Cineuropa : Le procès Braibanti et votre film peuvent-ils nous dire quelque chose sur l’Italie d’aujourd’hui ?
Gianni Amelio:
Le film trouve des échos aujourd’hui, mais pas sous la même forme. L’Histoire se répète, mais jamais de la même manière. Aujourd’hui, le mot de "plagio" (chef d'accusation utilisé dans le procès, qui se référait à l'époque non seulement au plagiat, mais à un délit de manipulation, ndlt.) n'est utilisé que dans le champ musical, quand quelqu’un vole les notes d’une chanson, mais il y a d’autres formes de "plagio", qui sont souvent invisibles. Aujourd’hui, nous avons les unions civiles (même si certains ont dit "vous devrez vous en contenter") et en même temps, on apprend qu'hier, une dame a appelé la police parce qu’elle a vu deux personnes du même sexe s'embrasser. Voilà où se situe le danger. Voilà où se situe notre manque d’amour et d’empathie. Le progrès n’a pas été réalisé jusqu’au bout.
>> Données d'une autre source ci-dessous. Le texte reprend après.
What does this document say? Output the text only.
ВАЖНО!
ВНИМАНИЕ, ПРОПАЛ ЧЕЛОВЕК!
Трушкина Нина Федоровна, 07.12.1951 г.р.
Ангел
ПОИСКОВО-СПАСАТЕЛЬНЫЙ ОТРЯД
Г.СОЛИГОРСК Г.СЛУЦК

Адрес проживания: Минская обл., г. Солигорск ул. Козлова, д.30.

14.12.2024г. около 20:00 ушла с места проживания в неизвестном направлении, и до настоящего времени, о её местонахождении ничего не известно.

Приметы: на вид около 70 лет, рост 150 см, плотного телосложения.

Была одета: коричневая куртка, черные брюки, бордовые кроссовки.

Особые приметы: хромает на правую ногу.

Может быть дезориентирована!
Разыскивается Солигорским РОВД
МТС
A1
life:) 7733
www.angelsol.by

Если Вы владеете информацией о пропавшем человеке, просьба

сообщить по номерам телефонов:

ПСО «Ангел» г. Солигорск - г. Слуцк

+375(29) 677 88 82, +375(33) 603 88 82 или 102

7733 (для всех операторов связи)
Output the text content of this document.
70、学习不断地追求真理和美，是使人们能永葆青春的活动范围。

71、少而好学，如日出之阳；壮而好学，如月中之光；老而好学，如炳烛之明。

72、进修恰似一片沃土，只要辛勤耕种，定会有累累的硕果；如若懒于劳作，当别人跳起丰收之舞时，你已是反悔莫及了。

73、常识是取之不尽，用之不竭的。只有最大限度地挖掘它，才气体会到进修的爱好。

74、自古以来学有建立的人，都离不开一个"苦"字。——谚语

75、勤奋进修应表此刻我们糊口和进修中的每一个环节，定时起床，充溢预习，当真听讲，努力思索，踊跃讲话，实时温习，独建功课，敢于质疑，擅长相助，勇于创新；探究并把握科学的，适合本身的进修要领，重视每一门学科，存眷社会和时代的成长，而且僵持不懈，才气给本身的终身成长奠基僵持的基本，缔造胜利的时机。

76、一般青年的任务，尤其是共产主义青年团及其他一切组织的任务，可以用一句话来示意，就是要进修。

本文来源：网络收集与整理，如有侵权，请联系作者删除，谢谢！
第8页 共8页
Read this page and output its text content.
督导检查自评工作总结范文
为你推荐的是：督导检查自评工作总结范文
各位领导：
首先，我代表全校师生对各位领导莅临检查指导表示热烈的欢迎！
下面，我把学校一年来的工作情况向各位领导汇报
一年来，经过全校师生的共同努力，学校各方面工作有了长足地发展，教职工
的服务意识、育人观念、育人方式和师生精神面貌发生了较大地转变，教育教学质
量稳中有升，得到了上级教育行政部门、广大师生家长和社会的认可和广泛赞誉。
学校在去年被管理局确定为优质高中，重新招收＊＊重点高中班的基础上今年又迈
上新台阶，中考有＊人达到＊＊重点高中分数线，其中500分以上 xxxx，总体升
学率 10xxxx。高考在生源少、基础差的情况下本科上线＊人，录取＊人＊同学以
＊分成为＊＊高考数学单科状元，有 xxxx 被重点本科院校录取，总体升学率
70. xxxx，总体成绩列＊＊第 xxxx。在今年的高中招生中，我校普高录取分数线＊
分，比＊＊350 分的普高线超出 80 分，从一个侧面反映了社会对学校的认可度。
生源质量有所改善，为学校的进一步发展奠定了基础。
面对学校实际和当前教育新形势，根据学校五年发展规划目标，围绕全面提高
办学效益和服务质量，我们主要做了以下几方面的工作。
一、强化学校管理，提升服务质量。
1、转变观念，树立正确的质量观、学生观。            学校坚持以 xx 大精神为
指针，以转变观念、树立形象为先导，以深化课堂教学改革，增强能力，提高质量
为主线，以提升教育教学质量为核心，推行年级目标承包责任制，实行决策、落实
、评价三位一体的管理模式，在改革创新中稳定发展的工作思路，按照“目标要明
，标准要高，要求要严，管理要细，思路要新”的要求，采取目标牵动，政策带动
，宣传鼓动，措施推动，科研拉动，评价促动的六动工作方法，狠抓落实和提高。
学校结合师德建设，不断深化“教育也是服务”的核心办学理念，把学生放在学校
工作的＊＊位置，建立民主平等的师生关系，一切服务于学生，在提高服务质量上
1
Mais attention, il ne s'agit pas de se méfier du futur. Avec ce film, j’aimerais aider tel enseignant ou enseignante en école maternelle qui voudrait avoir la possibilité d’exprimer son amour pour un autre homme ou une autre femme sans que les parents d’élèves n'accourent pour retirer leurs enfants de l’école.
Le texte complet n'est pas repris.